Re: [PATCH 3/4] libceph: use kvmalloc to allocate page vector

"Yan, Zheng" <ukernel@xxxxxxxxx> · Fri, 28 Sep 2018 20:58:07 +0800

On Fri, Sep 28, 2018 at 7:50 PM Ilya Dryomov <idryomov@xxxxxxxxx> wrote:
>
> On Fri, Sep 28, 2018 at 11:45 AM Yan, Zheng <zyan@xxxxxxxxxx> wrote:
> >
> > large read may require allocating large page vector
> >
> > Signed-off-by: "Yan, Zheng" <zyan@xxxxxxxxxx>
> > ---
> >  net/ceph/pagevec.c | 4 ++--
> >  1 file changed, 2 insertions(+), 2 deletions(-)
> >
> > diff --git a/net/ceph/pagevec.c b/net/ceph/pagevec.c
> > index d3736f5bffec..b1c47ba0c38a 100644
> > --- a/net/ceph/pagevec.c
> > +++ b/net/ceph/pagevec.c
> > @@ -62,7 +62,7 @@ void ceph_release_page_vector(struct page **pages, int num_pages)
> >
> >         for (i = 0; i < num_pages; i++)
> >                 __free_pages(pages[i], 0);
> > -       kfree(pages);
> > +       kvfree(pages);
> >  }
> >  EXPORT_SYMBOL(ceph_release_page_vector);
> >
> > @@ -74,7 +74,7 @@ struct page **ceph_alloc_page_vector(int num_pages, gfp_t flags)
> >         struct page **pages;
> >         int i;
> >
> > -       pages = kmalloc_array(num_pages, sizeof(*pages), flags);
> > +       pages = kvmalloc_array(num_pages, sizeof(*pages), flags);
> >         if (!pages)
> >                 return ERR_PTR(-ENOMEM);
> >         for (i = 0; i < num_pages; i++) {
>
> Have you considered rewriting ceph_sync_read()?  In the end, it does
> a synchronous OSD request per object, it's not atomic in any way, so in
> theory it shouldn't need more than object_size worth of pages.
>

Yes, it's a better.

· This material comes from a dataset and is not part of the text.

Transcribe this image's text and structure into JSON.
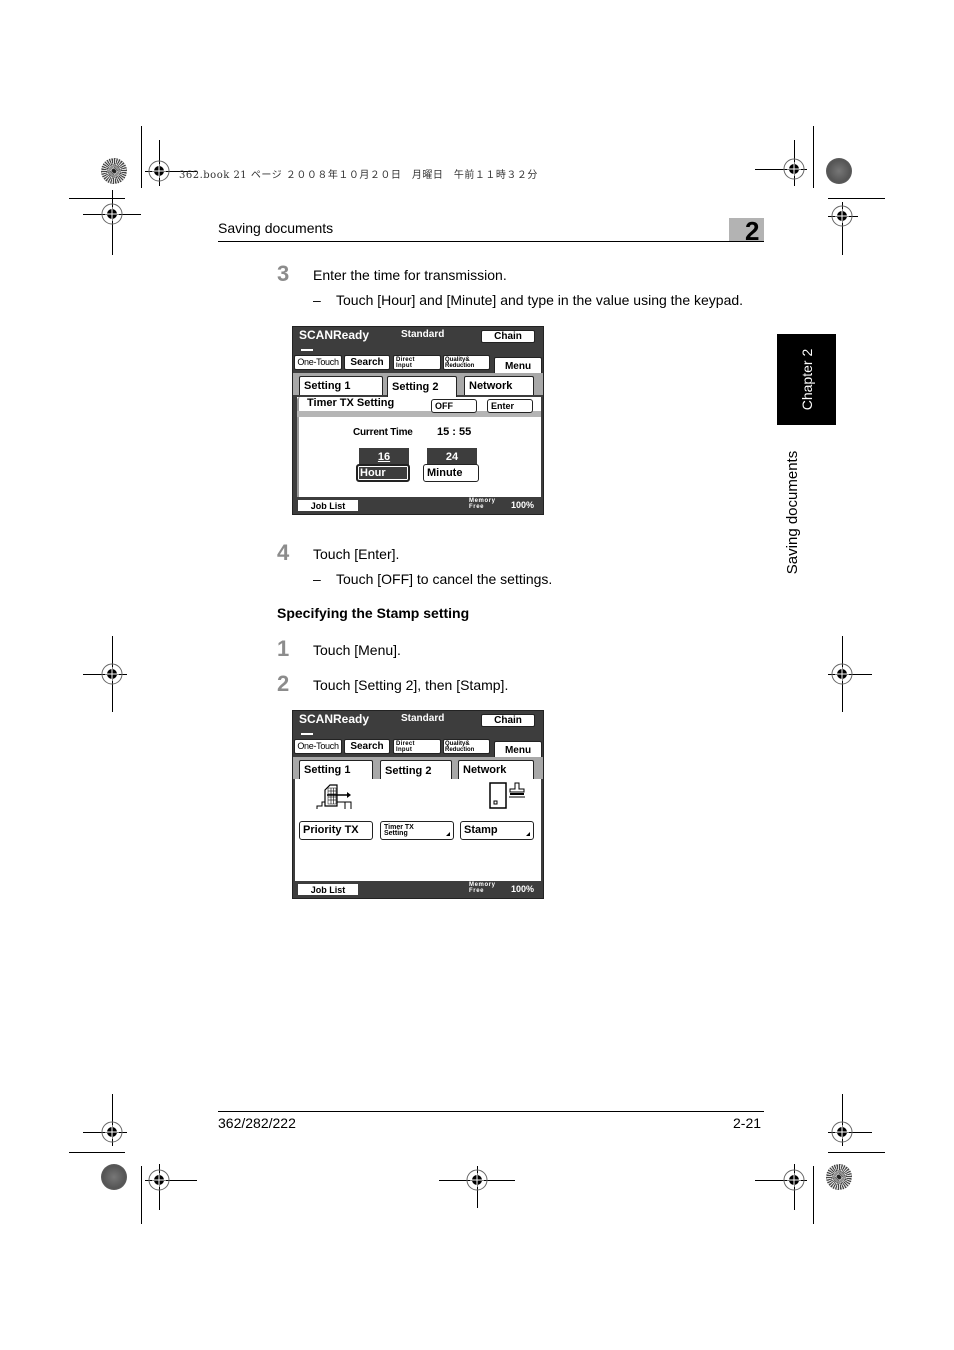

But I'm a little busy recently. No idea when I
will have time.

Regards
Yan, Zheng

> Fengguang's application is doing ~100M reads, and the one he reported
> was likely a ~2G read.  The page pointer array itself is only part of
> problem, allocating 2G worth of pages when we don't actually need all
> of them at once is wrong.
>
> Thanks,
>
>                 Ilya